Now that we have a data set to import, lets see how we would import and save this file:


#Import the csv data as a pandas DataFrame

csv_data = pd.read_csv('https://raw.githubusercontent.com/nicholasmccullum/advanced-python/master/stock_prices/stock_prices.csv')

#Save the DataFrame as a file on our local computer

csv_data.to_csv('stock_prices_data.csv')

#Import the xlsx data as a pandas DataFrame

excel_data = pd.read_excel('https://raw.githubusercontent.com/nicholasmccullum/advanced-python/master/stock_prices/stock_prices.xlsx')

#Save the DataFrame as a file on our local computer

excel_data.to_excel('stock_prices_data.xlsx')

#Import the json data as a pandas DataFrame

json_data = pd.read_json('https://raw.githubusercontent.com/nicholasmccullum/advanced-python/master/stock_prices/stock_prices.json')

#Save the DataFrame as a file on our local computer

json_data.to_json('stock_prices_data.json')

Pandas Core Functionality

Now that we have imported (and saved) the data as a pandas DataFrame, let’s consider some of the core functionality included in the pandas Python library.

How To Create Pandas Series From Pandas DataFrames

The pandas library has another data structure called a pandas Series which is very similar to a NumPy array. It is a one-dimensional list of data elements.

You can create a pandas Series that contains the data from a row of a pandas DataFrame by referencing the DataFrame’s variable name and passing in the column name in square brackets.

As an example, the csv_data DataFrame has a column called Alphabet Inc Price. Here’s how you would create a Series using the data from this column:


my_series = csv_data['Alphabet Inc Price']

How To Deal With Missing Data in a Pandas DataFrame

It is common to encounter missing data when dealing with large datasets. Fortunately, the pandas library has built-in methods that make it easy to work with missing data.

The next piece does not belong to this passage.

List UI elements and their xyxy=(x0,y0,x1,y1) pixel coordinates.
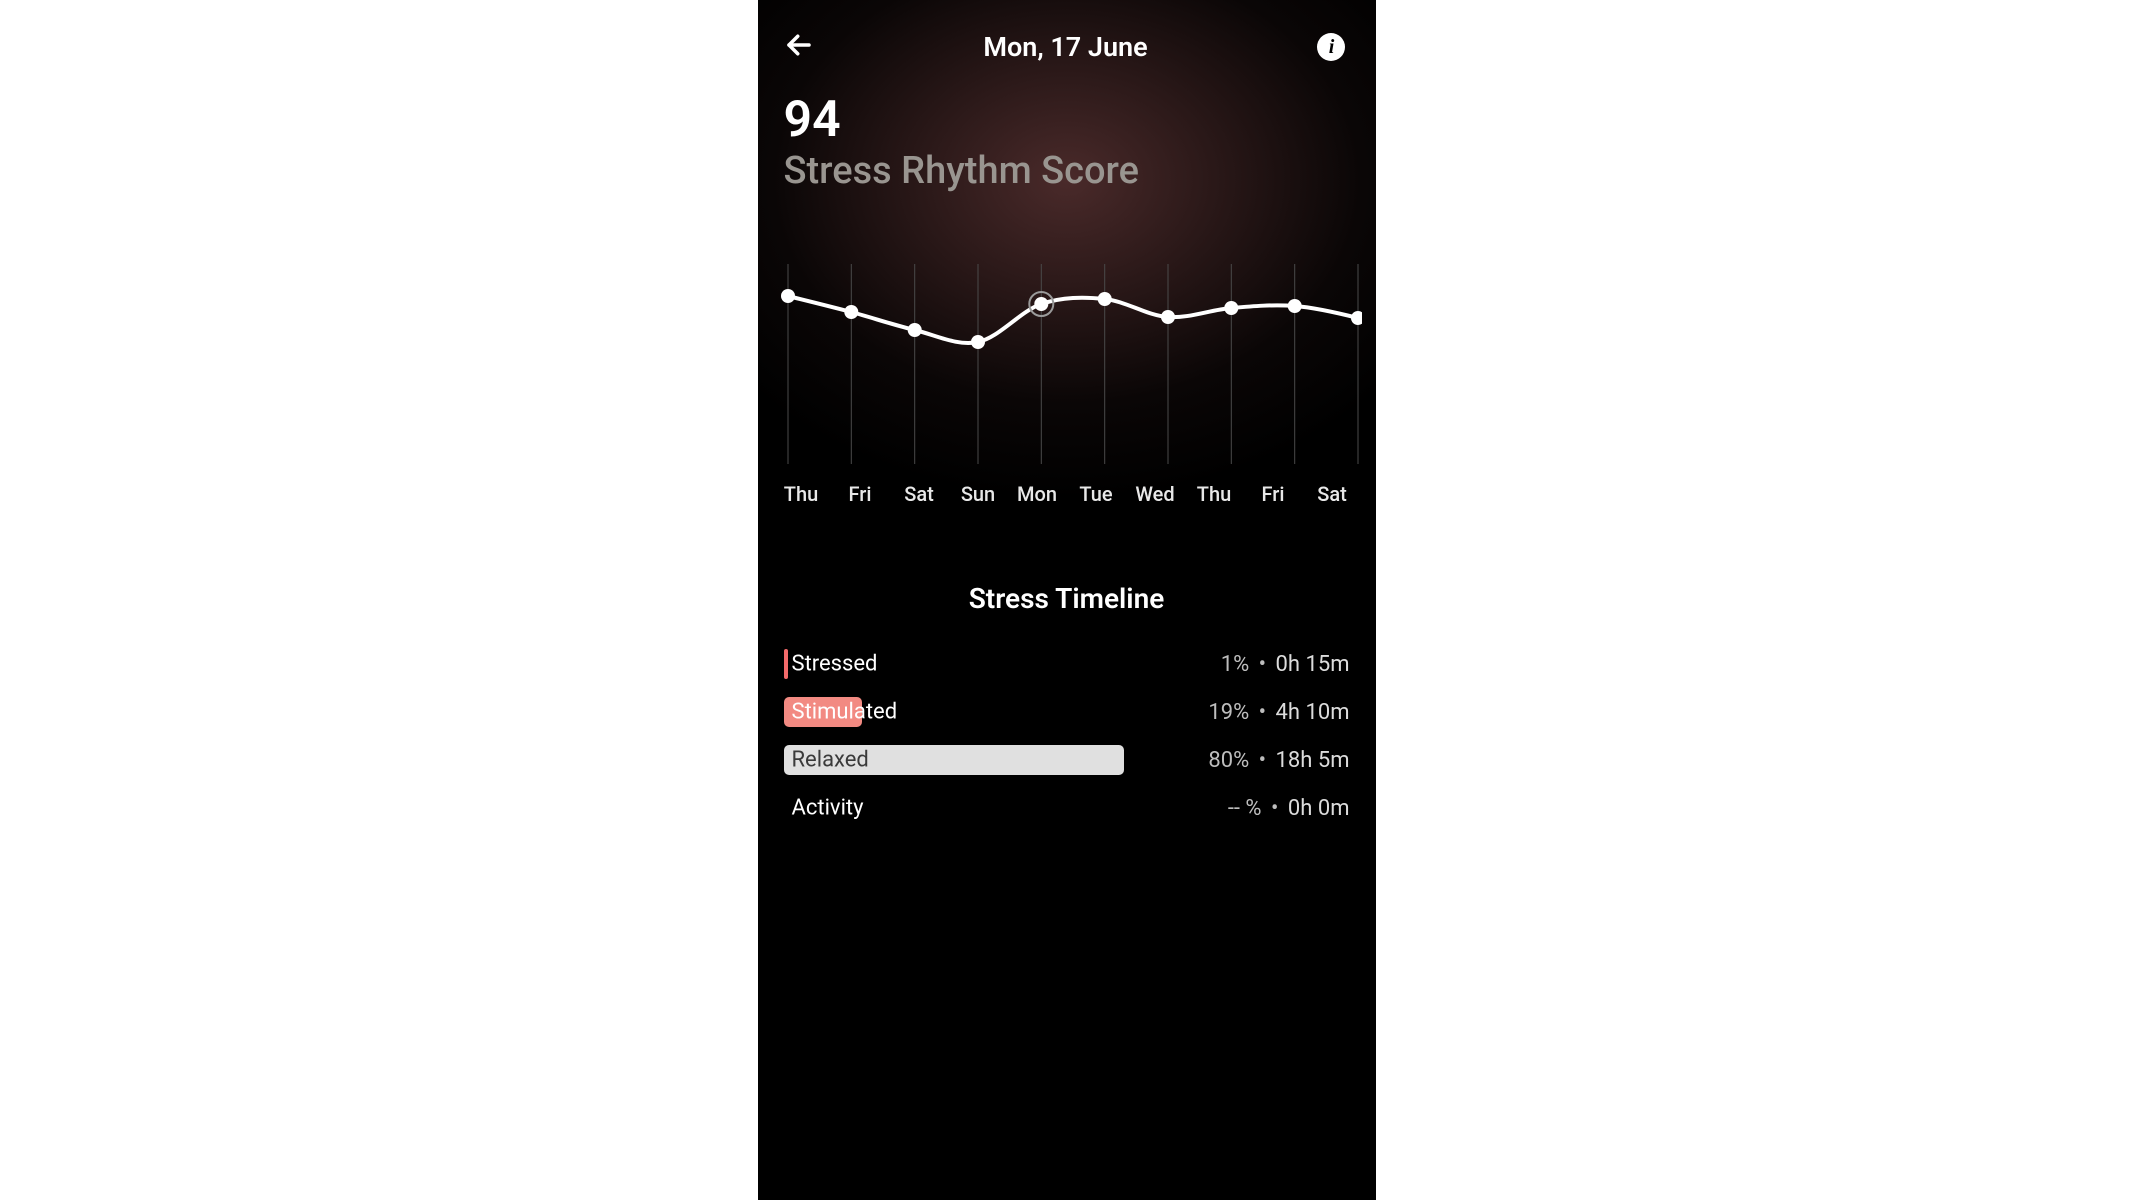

The first method is dropna, which removes any rows that have missing data in the DataFrame. Here’s how you would apply the dropna method to the csv_data DataFrame:


csv_data.dropna()

You can also pass in the axis=1 argument into the dropna method to force the method to exclude columns with missing data instead of rows with missing data, like this:


csv_data.dropna(axis=1)

In certain cases, it is useful to replace missing data instead of excluding it entirely. The fillna method solves this problem.

As an example, here’s how you would replace all of the missing data in csv_data with 0:


csv_data.fillna(0)

It is common to nest the mean method within the filna method to replace missing values with the average value of a DataFrame (or even a row or column from that DataFrame).

How To Sort Pandas DataFrames

It is possible to sort a pandas DataFrame using the sort_values method. This is similar to applying a filter in Excel.

As an example, the csv_data DataFrame has a column called Amazon.com Inc Price. Here’s how you would sort the DataFrame by this column in ascending order:


csv_data.sort_values('Amazon.com Inc Price')

Final Thoughts

Manipulating data that is stored in csv, xlsx, and json files is an important concept for any data scientist to understand.

In this tutorial, you learned:

How to import pandas
How to import datasets stored in remote locations into a pandas DataFrame by pinging their URL path
How to create a pandas Series from a pandas DataFrame
How to deal with missing data in Pandas
How to sort pandas DataFrames

Please feel free to refer back to this tutorial if you ever get stuck in the future!